We have been experimenting at some length with WordPress Multi-User at UMW as of late. Now I have focused almost exclusively on creating course spaces using a series of distributed feeds. In short, students feed out their posts by particular categories (or an entire blog they create specifically for that class) to a designated space that aggregates all their work. Their posts can be aggregated in a distinct blog, or even using a page within a blog with a host of different aggregators -I have talked about at some length here. (A problem with the Autoblog is the constant trackbacks -thanks Shannon-I’m working on fixing that.)
Now, let’s take a look at another possibility for framing a class using WPMu. Say a professor creates a blog for a class on UMW Blogs and want to have this as the primary space for students to post. You can approach this from a few angles, if the student doesn’t have a blog and doesn’t want one -he or she can create just a username and be easily associated with a class by adding the user’s email to a particular blog using the “User” tab in the backend.
As you can see above, you can also set the permissions. Relatively straightforward process to include any student who already has signed up on the WPMu install for a blog or just a username. Now if the student already ahs a blog and wants their posts on this particular class site to be reflected in their own blog space, they can do one of two things.
- Post on the class site and be sure to associate all their posts with a unique category (say their name or some other tag). Then simply grab this category feed from the class blog and feed back into their own blog using an aggregator solution like BDP RSS, WP Autoblog, or WP-o-Matic.
- They can also also activate one of these aggregator plugins on the class blog, if they have sufficient permissions, and include a category feed they designate for this class on their own blog and do all their posting for the class from the comfort of their own blog
Why spend the time re-framing what might seem obvious to some here. Well, quite frankly, because not everyone is going to have or even want a blog, but they still should be able to participate in the class with little or no hassle. More than that, some folks may already have their own blog with services like Blogger, WordPress.com, etc. A class blog like the one I am outlining here allows for both of these possibilities and still makes it relatively easy for students who do not have a blog on a Multi-User space hosted by the university to participate with the class seamlessly.
An excellent example of such a setup on ELS Blogs is Professor Terry Kennedy’s Islam & Medieval Western Literature class site/blog. There were a couple of reasons to do a centralized space for this class. Terry is experimenting with course tags, and a centralized course blog is still (for the moment) the easiest way to handle this through categories tags.
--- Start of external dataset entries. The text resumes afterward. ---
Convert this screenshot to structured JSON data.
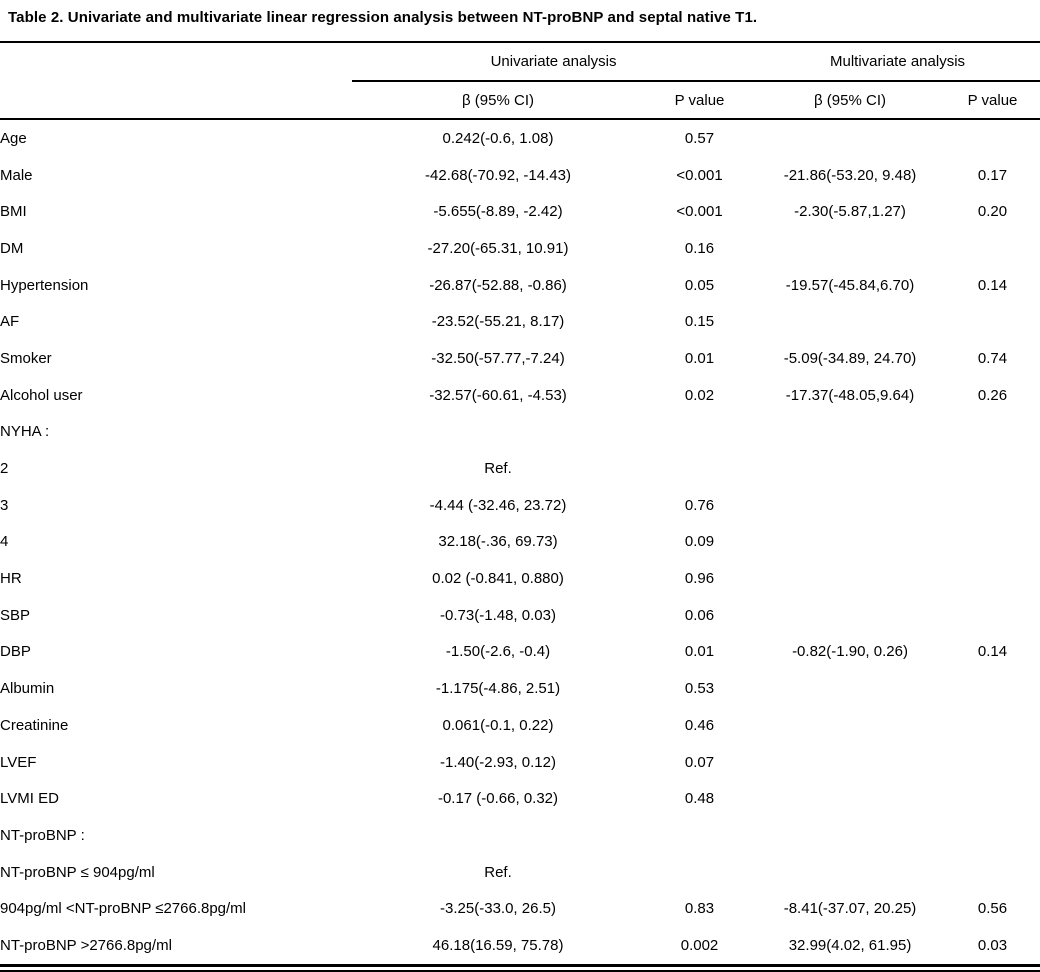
{
  "title": "Table 2. Univariate and multivariate linear regression analysis between NT-proBNP and septal native T1.",
  "table": {
    "group_headers": {
      "univariate": "Univariate analysis",
      "multivariate": "Multivariate analysis"
    },
    "column_headers": {
      "uni_beta": "β (95% CI)",
      "uni_p": "P value",
      "multi_beta": "β (95% CI)",
      "multi_p": "P value"
    },
    "rows": [
      {
        "label": "Age",
        "indent": 0,
        "uni_beta": "0.242(-0.6, 1.08)",
        "uni_p": "0.57",
        "multi_beta": "",
        "multi_p": ""
      },
      {
        "label": "Male",
        "indent": 0,
        "uni_beta": "-42.68(-70.92, -14.43)",
        "uni_p": "<0.001",
        "multi_beta": "-21.86(-53.20, 9.48)",
        "multi_p": "0.17"
      },
      {
        "label": "BMI",
        "indent": 0,
        "uni_beta": "-5.655(-8.89, -2.42)",
        "uni_p": "<0.001",
        "multi_beta": "-2.30(-5.87,1.27)",
        "multi_p": "0.20"
      },
      {
        "label": "DM",
        "indent": 0,
        "uni_beta": "-27.20(-65.31, 10.91)",
        "uni_p": "0.16",
        "multi_beta": "",
        "multi_p": ""
      },
      {
        "label": "Hypertension",
        "indent": 0,
        "uni_beta": "-26.87(-52.88, -0.86)",
        "uni_p": "0.05",
        "multi_beta": "-19.57(-45.84,6.70)",
        "multi_p": "0.14"
      },
      {
        "label": "AF",
        "indent": 0,
        "uni_beta": "-23.52(-55.21, 8.17)",
        "uni_p": "0.15",
        "multi_beta": "",
        "multi_p": ""
      },
      {
        "label": "Smoker",
        "indent": 0,
        "uni_beta": "-32.50(-57.77,-7.24)",
        "uni_p": "0.01",
        "multi_beta": "-5.09(-34.89, 24.70)",
        "multi_p": "0.74"
      },
      {
        "label": "Alcohol user",
        "indent": 0,
        "uni_beta": "-32.57(-60.61, -4.53)",
        "uni_p": "0.02",
        "multi_beta": "-17.37(-48.05,9.64)",
        "multi_p": "0.26"
      },
      {
        "label": "NYHA :",
        "indent": 0,
        "uni_beta": "",
        "uni_p": "",
        "multi_beta": "",
        "multi_p": ""
      },
      {
        "label": "2",
        "indent": 2,
        "uni_beta": "Ref.",
        "uni_p": "",
        "multi_beta": "",
        "multi_p": ""
      },
      {
        "label": "3",
        "indent": 2,
        "uni_beta": "-4.44 (-32.46, 23.72)",
        "uni_p": "0.76",
        "multi_beta": "",
        "multi_p": ""
      },
      {
        "label": "4",
        "indent": 2,
        "uni_beta": "32.18(-.36, 69.73)",
        "uni_p": "0.09",
        "multi_beta": "",
        "multi_p": ""
      },
      {
        "label": "HR",
        "indent": 0,
        "uni_beta": "0.02 (-0.841, 0.880)",
        "uni_p": "0.96",
        "multi_beta": "",
        "multi_p": ""
      },
      {
        "label": "SBP",
        "indent": 0,
        "uni_beta": "-0.73(-1.48, 0.03)",
        "uni_p": "0.06",
        "multi_beta": "",
        "multi_p": ""
      },
      {
        "label": "DBP",
        "indent": 0,
        "uni_beta": "-1.50(-2.6, -0.4)",
        "uni_p": "0.01",
        "multi_beta": "-0.82(-1.90, 0.26)",
        "multi_p": "0.14"
      },
      {
        "label": "Albumin",
        "indent": 0,
        "uni_beta": "-1.175(-4.86, 2.51)",
        "uni_p": "0.53",
        "multi_beta": "",
        "multi_p": ""
      },
      {
        "label": "Creatinine",
        "indent": 0,
        "uni_beta": "0.061(-0.1, 0.22)",
        "uni_p": "0.46",
        "multi_beta": "",
        "multi_p": ""
      },
      {
        "label": "LVEF",
        "indent": 0,
        "uni_beta": "-1.40(-2.93, 0.12)",
        "uni_p": "0.07",
        "multi_beta": "",
        "multi_p": ""
      },
      {
        "label": "LVMI ED",
        "indent": 0,
        "uni_beta": "-0.17 (-0.66, 0.32)",
        "uni_p": "0.48",
        "multi_beta": "",
        "multi_p": ""
      },
      {
        "label": "NT-proBNP :",
        "indent": 0,
        "uni_beta": "",
        "uni_p": "",
        "multi_beta": "",
        "multi_p": ""
      },
      {
        "label": "NT-proBNP ≤ 904pg/ml",
        "indent": 1,
        "uni_beta": "Ref.",
        "uni_p": "",
        "multi_beta": "",
        "multi_p": ""
      },
      {
        "label": "904pg/ml <NT-proBNP ≤2766.8pg/ml",
        "indent": 1,
        "uni_beta": "-3.25(-33.0, 26.5)",
        "uni_p": "0.83",
        "multi_beta": "-8.41(-37.07, 20.25)",
        "multi_p": "0.56"
      },
      {
        "label": "NT-proBNP >2766.8pg/ml",
        "indent": 1,
        "uni_beta": "46.18(16.59, 75.78)",
        "uni_p": "0.002",
        "multi_beta": "32.99(4.02, 61.95)",
        "multi_p": "0.03"
      }
    ]
  },
  "colors": {
    "text": "#000000",
    "rules": "#000000",
    "background": "#ffffff"
  }
}
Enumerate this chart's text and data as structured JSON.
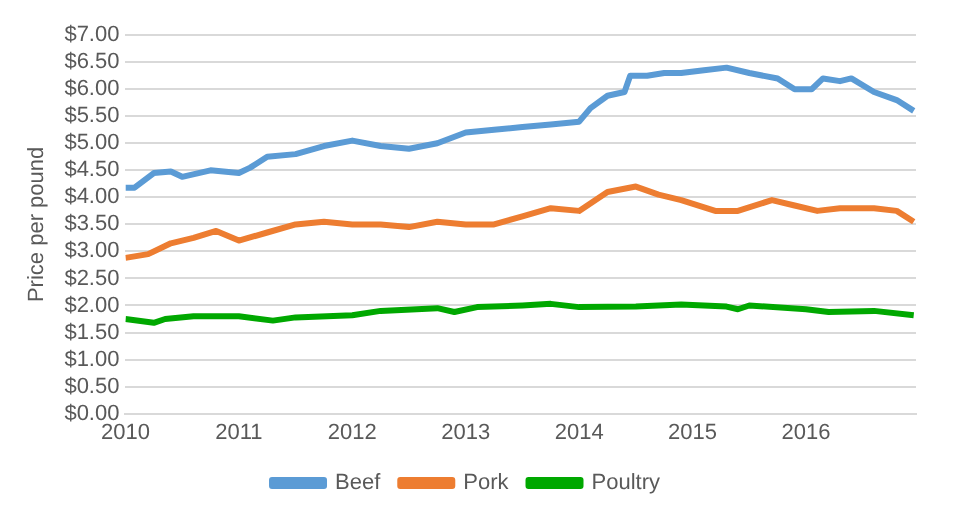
{
  "chart_data": {
    "type": "line",
    "ylabel": "Price per pound",
    "xlim": [
      2010,
      2016.97
    ],
    "xticks": [
      2010,
      2011,
      2012,
      2013,
      2014,
      2015,
      2016
    ],
    "ylim": [
      0,
      7
    ],
    "yticks": [
      {
        "value": 0,
        "label": "$0.00"
      },
      {
        "value": 0.5,
        "label": "$0.50"
      },
      {
        "value": 1,
        "label": "$1.00"
      },
      {
        "value": 1.5,
        "label": "$1.50"
      },
      {
        "value": 2,
        "label": "$2.00"
      },
      {
        "value": 2.5,
        "label": "$2.50"
      },
      {
        "value": 3,
        "label": "$3.00"
      },
      {
        "value": 3.5,
        "label": "$3.50"
      },
      {
        "value": 4,
        "label": "$4.00"
      },
      {
        "value": 4.5,
        "label": "$4.50"
      },
      {
        "value": 5,
        "label": "$5.00"
      },
      {
        "value": 5.5,
        "label": "$5.50"
      },
      {
        "value": 6,
        "label": "$6.00"
      },
      {
        "value": 6.5,
        "label": "$6.50"
      },
      {
        "value": 7,
        "label": "$7.00"
      }
    ],
    "grid": "y",
    "legend": "bottom",
    "marker": "none",
    "line_style": "solid",
    "series": [
      {
        "name": "Beef",
        "color": "#5b9bd5",
        "x": [
          2010,
          2010.08,
          2010.25,
          2010.4,
          2010.5,
          2010.75,
          2011,
          2011.1,
          2011.25,
          2011.5,
          2011.75,
          2012,
          2012.25,
          2012.5,
          2012.75,
          2013,
          2013.25,
          2013.5,
          2013.75,
          2014,
          2014.1,
          2014.25,
          2014.4,
          2014.45,
          2014.6,
          2014.75,
          2014.9,
          2015.1,
          2015.3,
          2015.5,
          2015.75,
          2015.9,
          2016.05,
          2016.15,
          2016.3,
          2016.4,
          2016.6,
          2016.8,
          2016.95
        ],
        "values": [
          4.18,
          4.18,
          4.45,
          4.48,
          4.38,
          4.5,
          4.45,
          4.55,
          4.75,
          4.8,
          4.95,
          5.05,
          4.95,
          4.9,
          5.0,
          5.2,
          5.25,
          5.3,
          5.35,
          5.4,
          5.65,
          5.88,
          5.95,
          6.25,
          6.25,
          6.3,
          6.3,
          6.35,
          6.4,
          6.3,
          6.2,
          6.0,
          6.0,
          6.2,
          6.15,
          6.2,
          5.95,
          5.8,
          5.6
        ]
      },
      {
        "name": "Pork",
        "color": "#ed7d31",
        "x": [
          2010,
          2010.2,
          2010.4,
          2010.6,
          2010.8,
          2011,
          2011.25,
          2011.5,
          2011.75,
          2012,
          2012.25,
          2012.5,
          2012.75,
          2013,
          2013.25,
          2013.5,
          2013.75,
          2014,
          2014.25,
          2014.5,
          2014.7,
          2014.9,
          2015.2,
          2015.4,
          2015.7,
          2015.9,
          2016.1,
          2016.3,
          2016.6,
          2016.8,
          2016.95
        ],
        "values": [
          2.88,
          2.95,
          3.15,
          3.25,
          3.38,
          3.2,
          3.35,
          3.5,
          3.55,
          3.5,
          3.5,
          3.45,
          3.55,
          3.5,
          3.5,
          3.65,
          3.8,
          3.75,
          4.1,
          4.2,
          4.05,
          3.95,
          3.75,
          3.75,
          3.95,
          3.85,
          3.75,
          3.8,
          3.8,
          3.75,
          3.55
        ]
      },
      {
        "name": "Poultry",
        "color": "#00a800",
        "x": [
          2010,
          2010.25,
          2010.35,
          2010.6,
          2011,
          2011.3,
          2011.5,
          2012,
          2012.25,
          2012.75,
          2012.9,
          2013.1,
          2013.5,
          2013.75,
          2014,
          2014.5,
          2014.9,
          2015.3,
          2015.4,
          2015.5,
          2016,
          2016.2,
          2016.6,
          2016.95
        ],
        "values": [
          1.75,
          1.68,
          1.75,
          1.8,
          1.8,
          1.72,
          1.78,
          1.82,
          1.9,
          1.95,
          1.88,
          1.97,
          2.0,
          2.03,
          1.97,
          1.98,
          2.02,
          1.98,
          1.93,
          2.0,
          1.93,
          1.88,
          1.9,
          1.82
        ]
      }
    ]
  }
}
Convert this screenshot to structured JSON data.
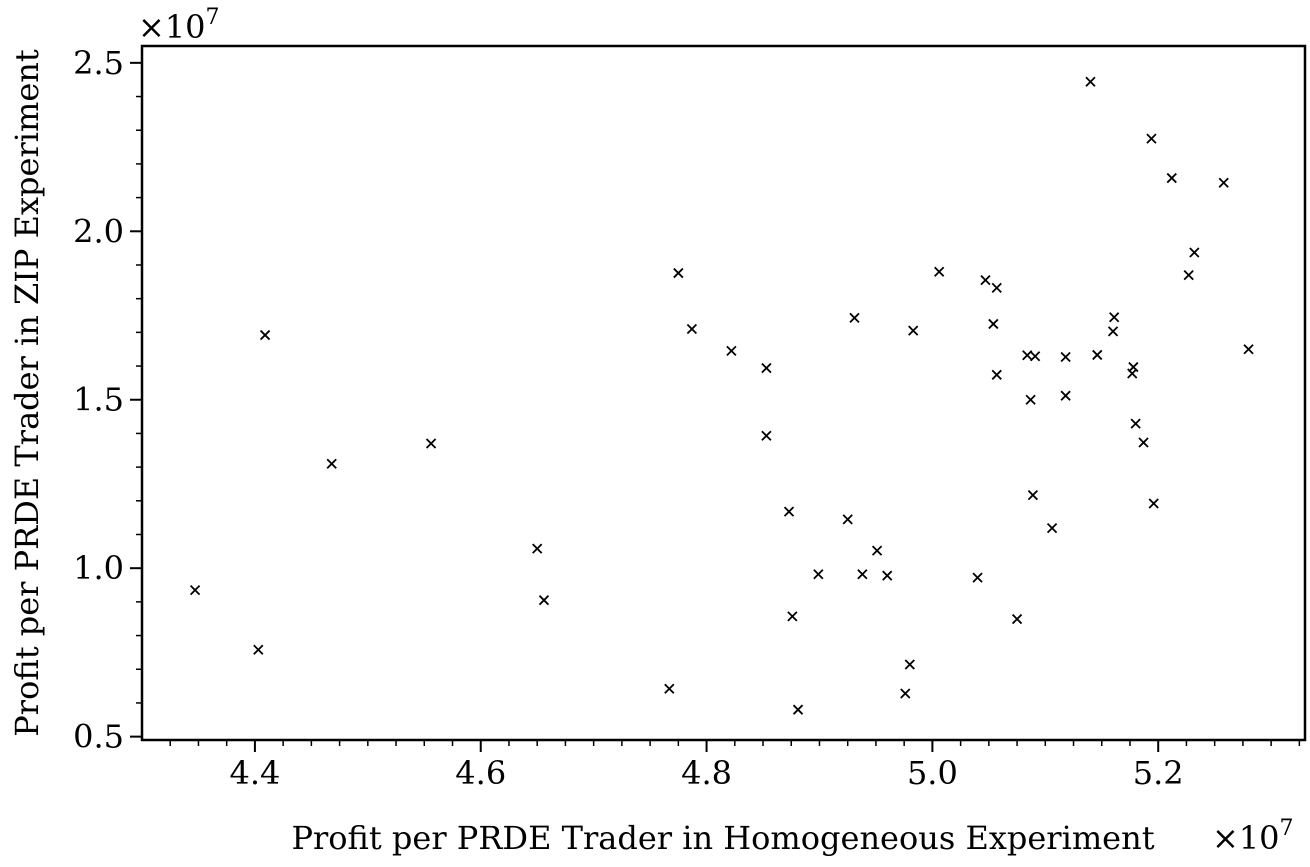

Moreover, the space acts as much as a hub for course documents, readings, announcements, commentary, etc. -keeping the integrity of a more stable and unified course site in tact. One of the plugins for this course blog/site I installed recently and I think goes a long way towards further making such a space work as simultaneously a communal and individualized space is the Posts by Author plugin which appends links to other recent posts by a particular student on this blog. Giving readers an alternative means to access the various work a student has produced on a blog over time.
So, in short, Terry Kennedy’s experiment with her Islam & Medieval Literature course on the ELS Blogs site suggests that there is definitely more than one way to skin a course, and her class has done a bang up job on this one. This certainly speaks to the amazing versatility a web authoring platform like WPMu offers a university. What’s more, however, is that it speaks volumes about the unbelievable willingness of UMW’s finest faculty to experiment with new and unique possibilities for capturing and presenting the ideas, discussions , and resources that any class affords a larger community of learners. Bravo!